Gemerek'ten Cape Town'a...
GAC'daki en başarılı Türk işadamlarından biri olan Levent Şenol Bey bizi evinde ağırladı. Masa Dağı'nı ve Atlantik Okyanusu'nu cepheden gören görkemli villasında kahvaltı sırasında Levent Bey yaşam öyküsünü şöyle anlattı: "Sivas'ın Gemerek ilçesinde doğdum. Ailem Çerkes kökenlidir. Lise 1'e kadar okuyabildim. Sonra Suudi Arabistan'daki bir Türk inşaat firmasına satın alma şefi olarak girdim. 1985-89 arasında dört yıl orada çalıştıktan sonra, rahmetli olan bir arkadaşımın çağrısı üzerine Cape Town'a geldim. II. Abdülhamid'in, Müslümanlar arasında çıkan bir ihtilafı çözmek üzere buraya gönderdiği Kadı Ebubekir Efendi'nin efradından olan eşimle tanışıp evlendikten sonra buraya yerleşmeye karar verdim. Hedefim bir iş kurmaktı. Önce Türkiye'den deri eşya, burada çok kullanılan eşarplar, sonra battaniyeler getirmeye başladım. Çok para kazanınca, battaniye üretimine başladım. Bugün entegre battaniye fabrikası sahibiyim. 400 dolayında işçi çalıştırıyor, komşu ülkelere ihracat yapıyorum.
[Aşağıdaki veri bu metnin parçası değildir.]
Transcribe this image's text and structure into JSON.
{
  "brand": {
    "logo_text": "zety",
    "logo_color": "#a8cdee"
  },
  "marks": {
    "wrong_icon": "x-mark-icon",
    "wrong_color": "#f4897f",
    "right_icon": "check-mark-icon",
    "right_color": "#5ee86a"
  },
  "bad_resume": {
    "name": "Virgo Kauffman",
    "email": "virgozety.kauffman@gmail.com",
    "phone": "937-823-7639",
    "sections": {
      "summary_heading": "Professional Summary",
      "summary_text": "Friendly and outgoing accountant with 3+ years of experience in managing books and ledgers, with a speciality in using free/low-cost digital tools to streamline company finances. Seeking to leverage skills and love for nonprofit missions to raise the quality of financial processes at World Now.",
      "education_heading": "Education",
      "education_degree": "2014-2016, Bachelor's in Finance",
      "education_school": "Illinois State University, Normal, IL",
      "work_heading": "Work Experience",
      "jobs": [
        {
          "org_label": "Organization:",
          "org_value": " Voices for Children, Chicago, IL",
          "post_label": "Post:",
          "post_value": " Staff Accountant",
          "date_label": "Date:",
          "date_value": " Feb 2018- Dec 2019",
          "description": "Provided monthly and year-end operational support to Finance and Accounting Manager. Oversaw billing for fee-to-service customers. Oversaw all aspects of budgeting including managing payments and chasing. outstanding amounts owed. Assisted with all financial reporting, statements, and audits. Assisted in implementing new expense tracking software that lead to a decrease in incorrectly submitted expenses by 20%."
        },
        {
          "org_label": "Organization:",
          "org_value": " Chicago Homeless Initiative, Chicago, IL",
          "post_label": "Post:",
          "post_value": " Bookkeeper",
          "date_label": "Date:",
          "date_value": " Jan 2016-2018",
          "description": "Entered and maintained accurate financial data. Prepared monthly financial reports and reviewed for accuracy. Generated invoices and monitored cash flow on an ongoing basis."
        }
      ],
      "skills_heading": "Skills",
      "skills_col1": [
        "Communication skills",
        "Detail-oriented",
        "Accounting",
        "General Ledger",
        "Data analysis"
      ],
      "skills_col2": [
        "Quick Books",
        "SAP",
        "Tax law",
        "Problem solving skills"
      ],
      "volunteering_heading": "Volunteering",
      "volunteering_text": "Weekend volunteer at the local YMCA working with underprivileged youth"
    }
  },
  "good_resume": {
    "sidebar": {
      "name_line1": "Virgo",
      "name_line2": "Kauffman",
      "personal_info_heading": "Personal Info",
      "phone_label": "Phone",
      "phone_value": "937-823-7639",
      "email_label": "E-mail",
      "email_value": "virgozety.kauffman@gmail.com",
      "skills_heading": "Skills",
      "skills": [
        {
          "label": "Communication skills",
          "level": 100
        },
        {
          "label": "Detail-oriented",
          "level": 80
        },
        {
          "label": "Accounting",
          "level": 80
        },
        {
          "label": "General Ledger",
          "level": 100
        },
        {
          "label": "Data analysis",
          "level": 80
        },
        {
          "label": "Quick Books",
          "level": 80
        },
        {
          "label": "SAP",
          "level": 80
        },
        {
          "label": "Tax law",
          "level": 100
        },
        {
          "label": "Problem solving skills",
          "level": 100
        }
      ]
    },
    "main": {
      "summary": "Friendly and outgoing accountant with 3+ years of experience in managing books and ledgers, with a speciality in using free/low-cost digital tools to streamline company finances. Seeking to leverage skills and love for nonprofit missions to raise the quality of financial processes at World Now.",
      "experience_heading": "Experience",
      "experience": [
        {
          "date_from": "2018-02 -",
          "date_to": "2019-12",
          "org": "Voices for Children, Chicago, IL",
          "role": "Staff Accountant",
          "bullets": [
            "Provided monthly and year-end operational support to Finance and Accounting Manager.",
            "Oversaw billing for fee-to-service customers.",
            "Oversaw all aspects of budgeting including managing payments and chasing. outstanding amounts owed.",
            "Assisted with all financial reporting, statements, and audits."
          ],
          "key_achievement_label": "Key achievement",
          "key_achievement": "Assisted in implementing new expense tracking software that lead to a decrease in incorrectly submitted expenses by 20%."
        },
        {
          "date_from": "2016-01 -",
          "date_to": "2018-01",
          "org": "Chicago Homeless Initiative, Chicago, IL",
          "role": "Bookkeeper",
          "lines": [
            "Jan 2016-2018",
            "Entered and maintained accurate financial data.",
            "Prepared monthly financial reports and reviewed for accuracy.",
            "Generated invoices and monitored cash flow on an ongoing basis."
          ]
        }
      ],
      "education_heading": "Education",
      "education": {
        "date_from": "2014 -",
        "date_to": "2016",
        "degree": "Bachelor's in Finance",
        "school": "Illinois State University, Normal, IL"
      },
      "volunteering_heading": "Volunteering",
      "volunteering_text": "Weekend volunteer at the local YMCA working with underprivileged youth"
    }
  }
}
Türkiye'den akrilik elyaf ithal ediyorum. İşlerim çok şükür, çok iyi. "Levent Bey, GAC'da asgari ücret olduğunu, fakat vergi ya da sosyal sigorta primi ödenmediğini, enerjinin ucuz olduğunu, dolayısıyla yatırıma çok elverişli bir ortam bulunduğunu anlatıyor. İlgilenecek Türk yatırımcılara, uzaktan kumanda ile iş yapılamayacağını, buraya yerleşmek ve pazarlama becerisine sahip olmak gerektiğini söylüyor.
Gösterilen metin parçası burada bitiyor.